A teoria da evolução biológica, por tratar do processo que originou todas as espécies, permitiu que diversas áreas - como a botânica, a zoologia, a embriologia e a fisiologia - se unificassem compondo o que hoje conhecemos como biologia. Este fato já constitui, na opinião de alguns pesquisadores, a justificativa suficiente para que o ensino de biologia tenha como princípio organizador a evolução biológica. Porém, não há consenso nesta questão entre os próprios pesquisadores e entre professores e autores de materiais didáticos.
Nas escolas, o que se percebe é que os professores seguem orientações diversas. Alguns optam pela evolução, outros pela ecologia, pela biomedicina, biologia celular e outros ainda não parecem estabelecer nenhum tipo de eixo para organização do ensino. Por que a evolução biológica não é assumida como eixo integrador e unificador do ensino pela maioria dos professores de biologia? Essa é uma questão que inquieta os pesquisadores, especialmente os que defendem essa idéia.

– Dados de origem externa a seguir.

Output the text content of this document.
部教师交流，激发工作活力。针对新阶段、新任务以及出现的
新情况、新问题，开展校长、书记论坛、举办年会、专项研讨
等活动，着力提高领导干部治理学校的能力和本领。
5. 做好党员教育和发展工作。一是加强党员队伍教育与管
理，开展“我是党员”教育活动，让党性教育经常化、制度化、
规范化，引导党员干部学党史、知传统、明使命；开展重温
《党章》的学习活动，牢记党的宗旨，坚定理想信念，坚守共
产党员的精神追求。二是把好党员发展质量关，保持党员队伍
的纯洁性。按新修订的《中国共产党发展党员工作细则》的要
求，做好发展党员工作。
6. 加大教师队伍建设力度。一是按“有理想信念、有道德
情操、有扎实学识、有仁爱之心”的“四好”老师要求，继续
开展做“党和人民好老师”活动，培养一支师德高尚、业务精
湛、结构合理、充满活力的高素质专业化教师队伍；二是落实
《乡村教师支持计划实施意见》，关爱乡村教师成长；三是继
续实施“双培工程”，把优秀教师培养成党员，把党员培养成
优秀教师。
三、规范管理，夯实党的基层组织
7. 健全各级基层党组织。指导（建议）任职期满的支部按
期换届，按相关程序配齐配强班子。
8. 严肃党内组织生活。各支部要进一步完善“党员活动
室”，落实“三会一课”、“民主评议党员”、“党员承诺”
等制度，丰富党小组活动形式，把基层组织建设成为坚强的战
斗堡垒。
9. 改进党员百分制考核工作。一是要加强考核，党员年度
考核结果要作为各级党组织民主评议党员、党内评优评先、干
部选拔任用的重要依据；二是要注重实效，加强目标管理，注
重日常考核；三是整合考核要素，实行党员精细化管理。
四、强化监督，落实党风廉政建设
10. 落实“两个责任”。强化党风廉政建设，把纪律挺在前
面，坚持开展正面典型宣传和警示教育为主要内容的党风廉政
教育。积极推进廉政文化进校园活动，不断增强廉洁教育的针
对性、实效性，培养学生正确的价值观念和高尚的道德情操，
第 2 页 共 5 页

Falhas na formação dos professores, más condições de trabalho, defasagens nos materiais didáticos, ausência de materiais de divulgação científica, distorções nas informações veiculadas pela mídia. É nestes problemas que alguns pesquisadores encontram respostas para o fato de determinados conhecimentos científicos não se apresentarem nas escolas como esperado. No caso da teoria evolutiva, além dessas respostas outras explicações também são apresentadas.
A complexidade dos conhecimentos relacionados à evolução biológica é, na opinião de alguns cientistas, um problema para a abordagem do tema pelos professores. Esta é uma das conclusões da pesquisa (leia mais no artigo "Teaching evolutionary biology") de Rosana Tidon, do Instituto de Ciências Biológicas da Universidade de Brasília. O levantamento feito por Tidon em várias escolas demonstrou que os professores, embora considerem fáceis os conhecimentos básicos da teoria evolutiva, têm dificuldade em responder questões relacionadas a esses conhecimentos, confundindo, por exemplo, lamarckismo com darwinismo. Diante da complexidade do tema, a pesquisadora também aponta as "confusões vocabulares" como obstáculos ao aprendizado da teoria por professores e alunos. Palavras como evolução (ligada à idéia de progresso) e adaptação (ligada à idéia de melhoria) já fazem parte do universo dos alunos e professores com outros sentidos.
As chamadas "confusões conceituais" não param por aí. A associação entre darwinismo e darwinismo social é, para o pesquisador Edson Pereira da Silva do Departamento de Biologia Marinha da Universidade Federal Fluminense, um equívoco que também pode gerar reações negativas à teoria da evolução. Certa vez, quando ia ministrar uma palestra sobre darwinismo, Silva foi recebido com desconfiança por alunos de ciências sociais. "Muitas vezes ouço alguém repetindo postulados do darwinismo social como se falasse de darwinismo", reforça.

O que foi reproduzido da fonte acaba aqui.